- Goripalayam, Madurai Goripalayam, Madurai, Tamil Nadu
- Coordinates: 9°55′58.8″N 78°07′44.4″E﻿ / ﻿9.933000°N 78.129000°E
- Country: India
- State: Tamil Nadu
- District: Madurai
- Elevation: 158.72 m (520.7 ft)

Languages
- • Official: Tamil, English
- • Speech: Tamil, English
- Time zone: UTC+5:30 (IST)
- PIN: 625002
- Telephone code: +91452*******
- Other neighbourhoods: Madurai, Sellur, Alwarpuram, Tallakulam, Simmakkal, Yanaikkal, Thathaneri, Koodal Nagar, Anna Nagar, Nelpettai, Keelavasal, South Gate
- Corporation: Madurai Municipal Corporation
- District Collector: M. S. Sangeetha, I. A. S.
- LS: Madurai
- VS: Madurai
- MP: S. Venkatesan
- MLA: G. Thalapathi
- Website: https://madurai.nic.in

= Goripalayam, Madurai =

Goripalayam is a locality situated in Madurai city of Madurai district in the state of Tamil Nadu in the peninsular India.

== Details ==

It is located with the geographic coordinates of in Madurai. There is an important junction of roads such as Albert Victor bridge road, Allhagar Kovil road, Panagal road and Kalpalam road, in Goripalayam. At the intersection of these roads, there is a memorable statue for Pasumpon Muthuramalinga Thevar, late freedom fighter and twentieth century political leader. Mattuthavani Bus Stand, Madurai which is 4 km from Goripalayam, serves the people who travel to and fro Madurai from various places of Tamil Nadu by road transport. There is a road flyover project parallel to the existing Albert Victor bridge to connect Tallakulam (Tamukkam junction) and Nelpettai via. Goripalayam. This flyover with a length of about 2 km will be constructed with an estimated amount of ₹190.4 crore.

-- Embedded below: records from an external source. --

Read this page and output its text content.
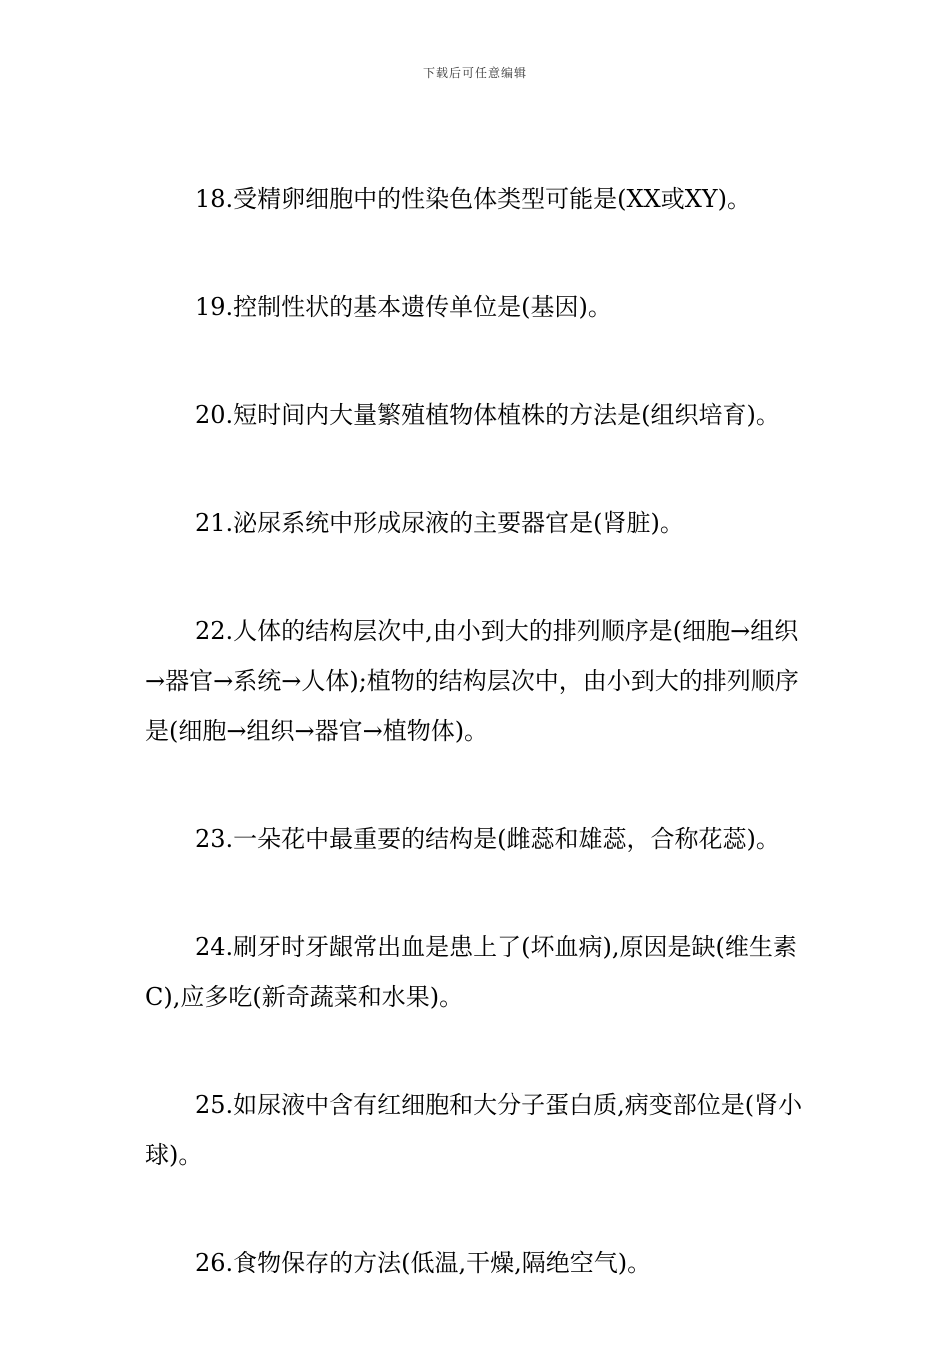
下载后可任意编辑

18.受精卵细胞中的性染色体类型可能是(XX或XY)。

19.控制性状的基本遗传单位是(基因)。

20.短时间内大量繁殖植物体植株的方法是(组织培育)。

21.泌尿系统中形成尿液的主要器官是(肾脏)。

22.人体的结构层次中,由小到大的排列顺序是(细胞→组织→器官→系统→人体);植物的结构层次中，由小到大的排列顺序是(细胞→组织→器官→植物体)。

23.一朵花中最重要的结构是(雌蕊和雄蕊，合称花蕊)。

24.刷牙时牙龈常出血是患上了(坏血病),原因是缺(维生素C),应多吃(新奇蔬菜和水果)。

25.如尿液中含有红细胞和大分子蛋白质,病变部位是(肾小球)。

26.食物保存的方法(低温,干燥,隔绝空气)。
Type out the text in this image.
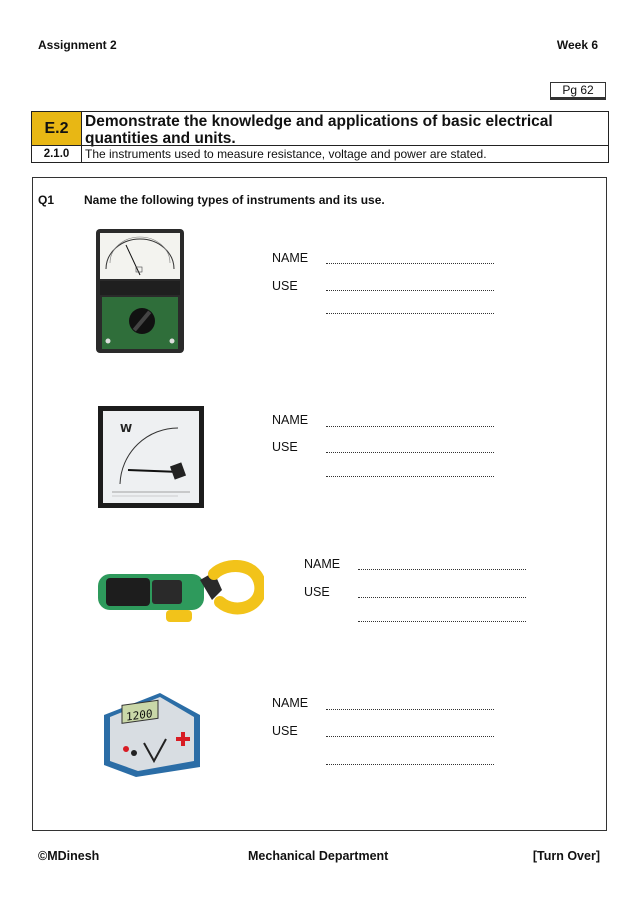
Assignment 2	Week 6
Pg 62
E.2	Demonstrate the knowledge and applications of basic electrical quantities and units.
2.1.0	The instruments used to measure resistance, voltage and power are stated.
Q1 Name the following types of instruments and its use.
NAME
USE
W
NAME
USE
NAME
USE
1200
NAME
USE
©MDinesh	Mechanical Department	[Turn Over]
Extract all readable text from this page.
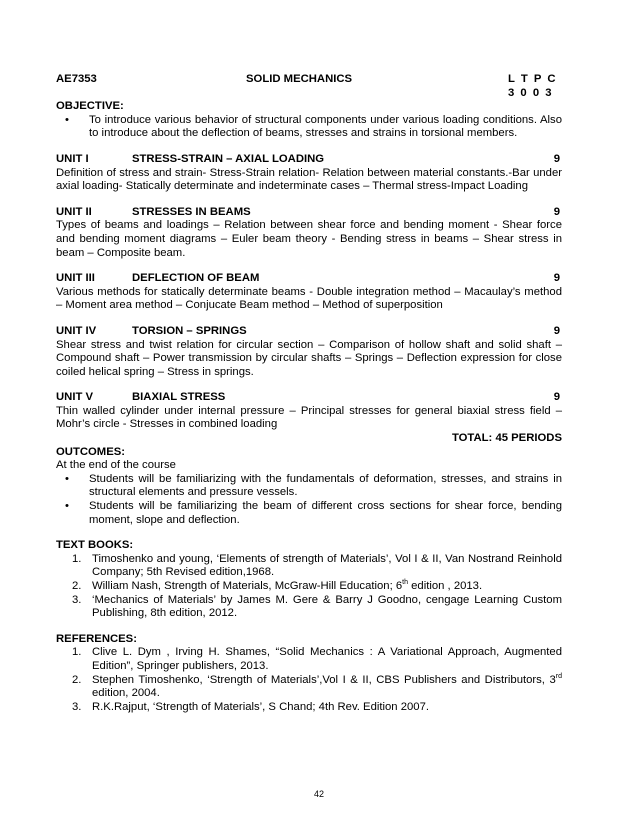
AE7353	SOLID MECHANICS	L T P C
3 0 0 3
OBJECTIVE:
• To introduce various behavior of structural components under various loading conditions. Also to introduce about the deflection of beams, stresses and strains in torsional members.
UNIT I	STRESS-STRAIN – AXIAL LOADING	9
Definition of stress and strain- Stress-Strain relation- Relation between material constants.-Bar under axial loading- Statically determinate and indeterminate cases – Thermal stress-Impact Loading
UNIT II	STRESSES IN BEAMS	9
Types of beams and loadings – Relation between shear force and bending moment - Shear force and bending moment diagrams – Euler beam theory - Bending stress in beams – Shear stress in beam – Composite beam.
UNIT III	DEFLECTION OF BEAM	9
Various methods for statically determinate beams - Double integration method – Macaulay’s method – Moment area method – Conjucate Beam method – Method of superposition
UNIT IV	TORSION – SPRINGS	9
Shear stress and twist relation for circular section – Comparison of hollow shaft and solid shaft – Compound shaft – Power transmission by circular shafts – Springs – Deflection expression for close coiled helical spring – Stress in springs.
UNIT V	BIAXIAL STRESS	9
Thin walled cylinder under internal pressure – Principal stresses for general biaxial stress field – Mohr’s circle - Stresses in combined loading
TOTAL: 45 PERIODS
OUTCOMES:
At the end of the course
• Students will be familiarizing with the fundamentals of deformation, stresses, and strains in structural elements and pressure vessels.
• Students will be familiarizing the beam of different cross sections for shear force, bending moment, slope and deflection.
TEXT BOOKS:
1. Timoshenko and young, ‘Elements of strength of Materials’, Vol I & II, Van Nostrand Reinhold Company; 5th Revised edition,1968.
2. William Nash, Strength of Materials, McGraw-Hill Education; 6th edition , 2013.
3. ‘Mechanics of Materials’ by James M. Gere & Barry J Goodno, cengage Learning Custom Publishing, 8th edition, 2012.
REFERENCES:
1. Clive L. Dym , Irving H. Shames, “Solid Mechanics : A Variational Approach, Augmented Edition”, Springer publishers, 2013.
2. Stephen Timoshenko, ‘Strength of Materials’,Vol I & II, CBS Publishers and Distributors, 3rd edition, 2004.
3. R.K.Rajput, ‘Strength of Materials’, S Chand; 4th Rev. Edition 2007.
42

Goripalayam is located at about 4 km from Madurai Junction railway station and at about 16 km from Madurai Airport which is at Avaniapuram.

There are two educational institutions in Goripalayam viz., Sri Meenakshi Government Arts College for Women and American College.

There is a State Government medical facility, Government Rajaji Hospital, in Goripalayam.

== Religion ==
Located at about 2 km from Goripalayam, there is a historical Hindu temple viz., Meenakshi Temple.

At the heart of Goripalayam is built a worshipping place for Muslims named Goripalayam Mosque.

== Politics ==
Goripalayam area falls under the Madurai North Assembly constituency. Also, this area belongs to Madurai Lok Sabha constituency.